Local cinematographer turns his focus to Ballard wildlife

A local videographer has taken up filming Ballard wildlife (and farm animals).

Ballardite Mike Geyer, who describes himself as an amateur cinematographer, started his foray into filmmaking during the pandemic. He told My Ballard he studied filmmaking on YouTube, practiced his aesthetic skills, and started to make his own short films using his iPhone and a drone.

Geyer’s background is as a technology consultant for Adobe and says he loves the intersection of storytelling and technology. He says he got into it when making short home videos about his kids.

“While I’d love to film my kids (currently Ballard High School junior and freshman), I’ll find more receptive subjects in our lovely and interesting neighborhood,” Geyer said.

“Louie, our 7-year-old labradoodle who sees my filming projects as a great excuse to walk together in Golden Gardens, Shilshole Marina, etc., and our two backyard/free range ducks (Joey and Chandler, both girls, both 3 years old, both pandemic babies!) tend to be the most frequent ‘stars’ in my films.  Not only are they, along with our location, visually interesting, they help carry a story along.”

Joey and Chandler are the stars of Geyer’s latest film, “How to Duck.”

Geyer said his inspiration comes from the notion that “art is the transfer of emotion of time and space.”

He says he’s inspired by the beauty of Ballard, “especially in the ‘nooks and crannies’ – those places where we tend to walk past and are only seen when you take a slower stroll and let your focus drift off for a moment or two.

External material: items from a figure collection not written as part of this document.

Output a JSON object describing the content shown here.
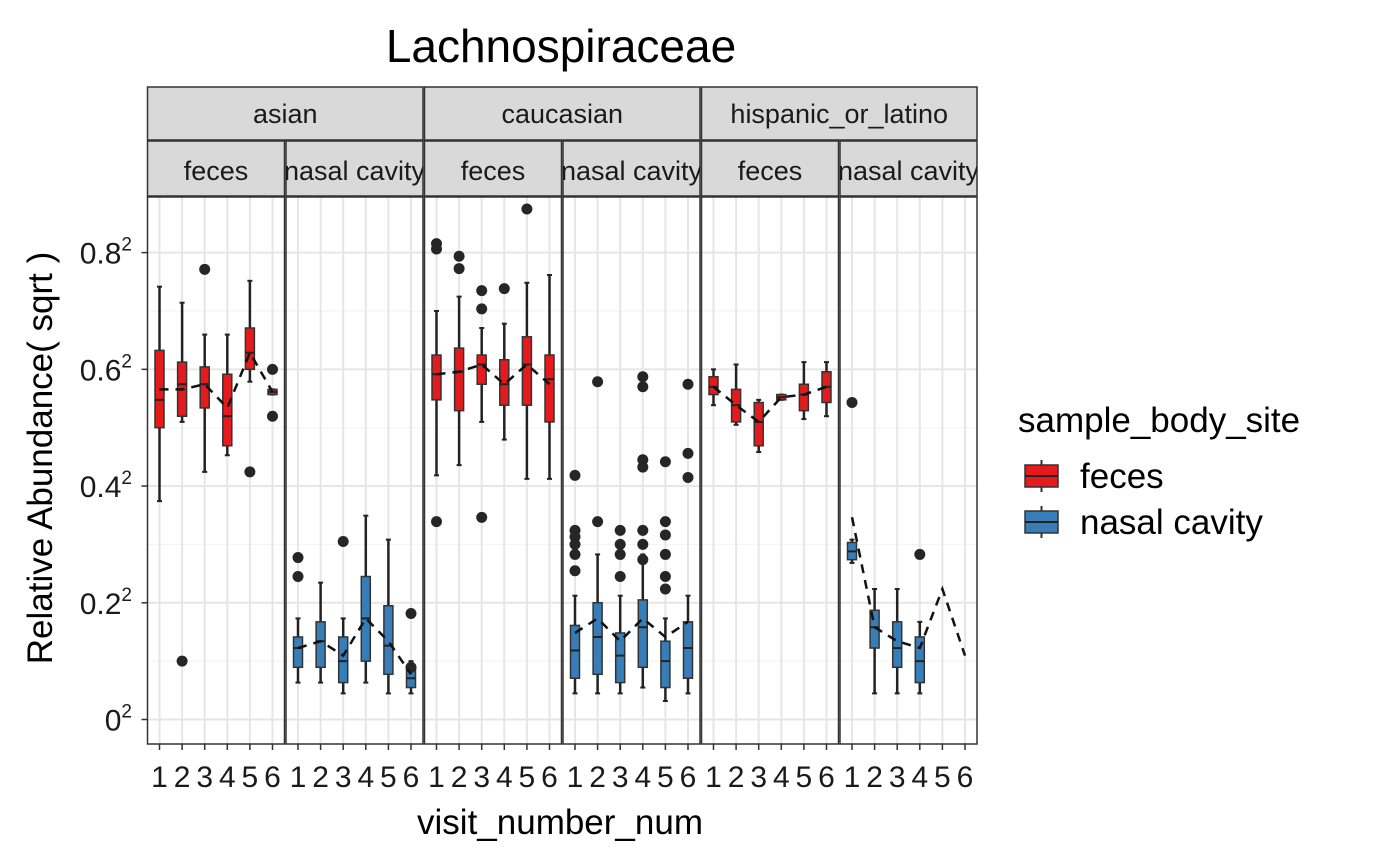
{
  "chart_data": {
    "type": "boxplot",
    "title": "Lachnospiraceae",
    "xlabel": "visit_number_num",
    "ylabel": "Relative Abundance( sqrt )",
    "y_scale": "sqrt",
    "ylim": [
      0,
      0.8
    ],
    "y_ticks": [
      {
        "value": 0,
        "base": "0",
        "exp": "2"
      },
      {
        "value": 0.2,
        "base": "0.2",
        "exp": "2"
      },
      {
        "value": 0.4,
        "base": "0.4",
        "exp": "2"
      },
      {
        "value": 0.6,
        "base": "0.6",
        "exp": "2"
      },
      {
        "value": 0.8,
        "base": "0.8",
        "exp": "2"
      }
    ],
    "x_ticks": [
      "1",
      "2",
      "3",
      "4",
      "5",
      "6"
    ],
    "grid": true,
    "legend": {
      "title": "sample_body_site",
      "position": "right",
      "entries": [
        {
          "name": "feces",
          "color": "#E41A1C"
        },
        {
          "name": "nasal cavity",
          "color": "#377EB8"
        }
      ]
    },
    "facet_rows_top": [
      "asian",
      "caucasian",
      "hispanic_or_latino"
    ],
    "facets": [
      {
        "ethnicity": "asian",
        "site": "feces",
        "label": "feces",
        "color": "#E41A1C",
        "boxes": [
          {
            "visit": 1,
            "q1": 0.25,
            "med": 0.3,
            "q3": 0.4,
            "lo": 0.14,
            "hi": 0.55,
            "out": []
          },
          {
            "visit": 2,
            "q1": 0.27,
            "med": 0.33,
            "q3": 0.375,
            "lo": 0.26,
            "hi": 0.51,
            "out": [
              0.01
            ]
          },
          {
            "visit": 3,
            "q1": 0.285,
            "med": 0.33,
            "q3": 0.365,
            "lo": 0.18,
            "hi": 0.435,
            "out": [
              0.595
            ]
          },
          {
            "visit": 4,
            "q1": 0.22,
            "med": 0.27,
            "q3": 0.35,
            "lo": 0.205,
            "hi": 0.435,
            "out": []
          },
          {
            "visit": 5,
            "q1": 0.36,
            "med": 0.395,
            "q3": 0.45,
            "lo": 0.335,
            "hi": 0.565,
            "out": [
              0.18
            ]
          },
          {
            "visit": 6,
            "q1": 0.31,
            "med": 0.315,
            "q3": 0.32,
            "lo": 0.31,
            "hi": 0.32,
            "out": [
              0.36,
              0.27
            ]
          }
        ],
        "median_line": [
          0.32,
          0.32,
          0.33,
          0.285,
          0.395,
          0.315
        ]
      },
      {
        "ethnicity": "asian",
        "site": "nasal cavity",
        "label": "nasal cavity",
        "color": "#377EB8",
        "boxes": [
          {
            "visit": 1,
            "q1": 0.008,
            "med": 0.015,
            "q3": 0.02,
            "lo": 0.004,
            "hi": 0.03,
            "out": [
              0.077,
              0.06
            ]
          },
          {
            "visit": 2,
            "q1": 0.008,
            "med": 0.018,
            "q3": 0.028,
            "lo": 0.004,
            "hi": 0.055,
            "out": []
          },
          {
            "visit": 3,
            "q1": 0.004,
            "med": 0.01,
            "q3": 0.02,
            "lo": 0.002,
            "hi": 0.03,
            "out": [
              0.093
            ]
          },
          {
            "visit": 4,
            "q1": 0.01,
            "med": 0.03,
            "q3": 0.06,
            "lo": 0.004,
            "hi": 0.122,
            "out": []
          },
          {
            "visit": 5,
            "q1": 0.006,
            "med": 0.016,
            "q3": 0.038,
            "lo": 0.002,
            "hi": 0.095,
            "out": []
          },
          {
            "visit": 6,
            "q1": 0.003,
            "med": 0.005,
            "q3": 0.008,
            "lo": 0.002,
            "hi": 0.01,
            "out": [
              0.033,
              0.008
            ]
          }
        ],
        "median_line": [
          0.015,
          0.018,
          0.012,
          0.03,
          0.018,
          0.006
        ]
      },
      {
        "ethnicity": "caucasian",
        "site": "feces",
        "label": "feces",
        "color": "#E41A1C",
        "boxes": [
          {
            "visit": 1,
            "q1": 0.3,
            "med": 0.35,
            "q3": 0.39,
            "lo": 0.175,
            "hi": 0.49,
            "out": [
              0.665,
              0.65,
              0.115
            ]
          },
          {
            "visit": 2,
            "q1": 0.28,
            "med": 0.355,
            "q3": 0.405,
            "lo": 0.19,
            "hi": 0.525,
            "out": [
              0.63,
              0.597
            ]
          },
          {
            "visit": 3,
            "q1": 0.33,
            "med": 0.37,
            "q3": 0.39,
            "lo": 0.26,
            "hi": 0.45,
            "out": [
              0.54,
              0.495,
              0.12
            ]
          },
          {
            "visit": 4,
            "q1": 0.29,
            "med": 0.33,
            "q3": 0.38,
            "lo": 0.23,
            "hi": 0.46,
            "out": [
              0.545
            ]
          },
          {
            "visit": 5,
            "q1": 0.29,
            "med": 0.37,
            "q3": 0.43,
            "lo": 0.17,
            "hi": 0.56,
            "out": [
              0.765
            ]
          },
          {
            "visit": 6,
            "q1": 0.26,
            "med": 0.34,
            "q3": 0.39,
            "lo": 0.17,
            "hi": 0.58,
            "out": []
          }
        ],
        "median_line": [
          0.35,
          0.355,
          0.37,
          0.33,
          0.37,
          0.33
        ]
      },
      {
        "ethnicity": "caucasian",
        "site": "nasal cavity",
        "label": "nasal cavity",
        "color": "#377EB8",
        "boxes": [
          {
            "visit": 1,
            "q1": 0.005,
            "med": 0.014,
            "q3": 0.026,
            "lo": 0.002,
            "hi": 0.045,
            "out": [
              0.175,
              0.105,
              0.098,
              0.09,
              0.08,
              0.065
            ]
          },
          {
            "visit": 2,
            "q1": 0.006,
            "med": 0.02,
            "q3": 0.04,
            "lo": 0.002,
            "hi": 0.08,
            "out": [
              0.335,
              0.115
            ]
          },
          {
            "visit": 3,
            "q1": 0.004,
            "med": 0.012,
            "q3": 0.022,
            "lo": 0.002,
            "hi": 0.045,
            "out": [
              0.105,
              0.09,
              0.08,
              0.06
            ]
          },
          {
            "visit": 4,
            "q1": 0.008,
            "med": 0.025,
            "q3": 0.042,
            "lo": 0.003,
            "hi": 0.08,
            "out": [
              0.345,
              0.325,
              0.198,
              0.187,
              0.105,
              0.09,
              0.075
            ]
          },
          {
            "visit": 5,
            "q1": 0.003,
            "med": 0.01,
            "q3": 0.018,
            "lo": 0.001,
            "hi": 0.03,
            "out": [
              0.195,
              0.115,
              0.1,
              0.08,
              0.06,
              0.05
            ]
          },
          {
            "visit": 6,
            "q1": 0.005,
            "med": 0.015,
            "q3": 0.028,
            "lo": 0.002,
            "hi": 0.045,
            "out": [
              0.33,
              0.208,
              0.172
            ]
          }
        ],
        "median_line": [
          0.022,
          0.03,
          0.018,
          0.03,
          0.02,
          0.028
        ]
      },
      {
        "ethnicity": "hispanic_or_latino",
        "site": "feces",
        "label": "feces",
        "color": "#E41A1C",
        "boxes": [
          {
            "visit": 1,
            "q1": 0.31,
            "med": 0.325,
            "q3": 0.345,
            "lo": 0.29,
            "hi": 0.36,
            "out": []
          },
          {
            "visit": 2,
            "q1": 0.26,
            "med": 0.29,
            "q3": 0.32,
            "lo": 0.255,
            "hi": 0.37,
            "out": []
          },
          {
            "visit": 3,
            "q1": 0.22,
            "med": 0.26,
            "q3": 0.295,
            "lo": 0.21,
            "hi": 0.3,
            "out": []
          },
          {
            "visit": 4,
            "q1": 0.3,
            "med": 0.305,
            "q3": 0.31,
            "lo": 0.3,
            "hi": 0.31,
            "out": []
          },
          {
            "visit": 5,
            "q1": 0.28,
            "med": 0.31,
            "q3": 0.33,
            "lo": 0.265,
            "hi": 0.375,
            "out": []
          },
          {
            "visit": 6,
            "q1": 0.295,
            "med": 0.325,
            "q3": 0.355,
            "lo": 0.27,
            "hi": 0.375,
            "out": []
          }
        ],
        "median_line": [
          0.325,
          0.29,
          0.26,
          0.305,
          0.31,
          0.325
        ]
      },
      {
        "ethnicity": "hispanic_or_latino",
        "site": "nasal cavity",
        "label": "nasal cavity",
        "color": "#377EB8",
        "boxes": [
          {
            "visit": 1,
            "q1": 0.075,
            "med": 0.083,
            "q3": 0.092,
            "lo": 0.072,
            "hi": 0.095,
            "out": [
              0.295
            ]
          },
          {
            "visit": 2,
            "q1": 0.015,
            "med": 0.025,
            "q3": 0.035,
            "lo": 0.002,
            "hi": 0.05,
            "out": []
          },
          {
            "visit": 3,
            "q1": 0.008,
            "med": 0.015,
            "q3": 0.028,
            "lo": 0.002,
            "hi": 0.05,
            "out": []
          },
          {
            "visit": 4,
            "q1": 0.004,
            "med": 0.01,
            "q3": 0.02,
            "lo": 0.002,
            "hi": 0.028,
            "out": [
              0.08
            ]
          }
        ],
        "median_line": [
          0.12,
          0.025,
          0.018,
          0.015,
          0.05,
          0.012
        ]
      }
    ]
  }
}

“I look for unusual, yet perfectly acceptable, places to explore. Ballard’s alleys, our little parks and beaches, the gritty train tracks between Market Street and Salmon Bay, the glasses hanging at Kiss Café, the locks, Sunday Market, every single aisle in Ballard Reuse. I’ll walk around, as if I’m wearing a suit made of fly paper, and see what sticks. Maybe there’s a story, a something? So, I walk around. I’ll shoot a little something, tuck it into my pocket like it’s a found puzzle piece and hope to put it together and share it with you.”

Geyer says the storytelling desire is deep within him, almost primal.

“From what I have learned, this is as common human desire that goes back to cave paintings and telling stories by a fire.”

Geyer publishes all his work on his YouTube channel. His latest work? “A lovely red woodpecker” that he came upon at Golden Gardens Park.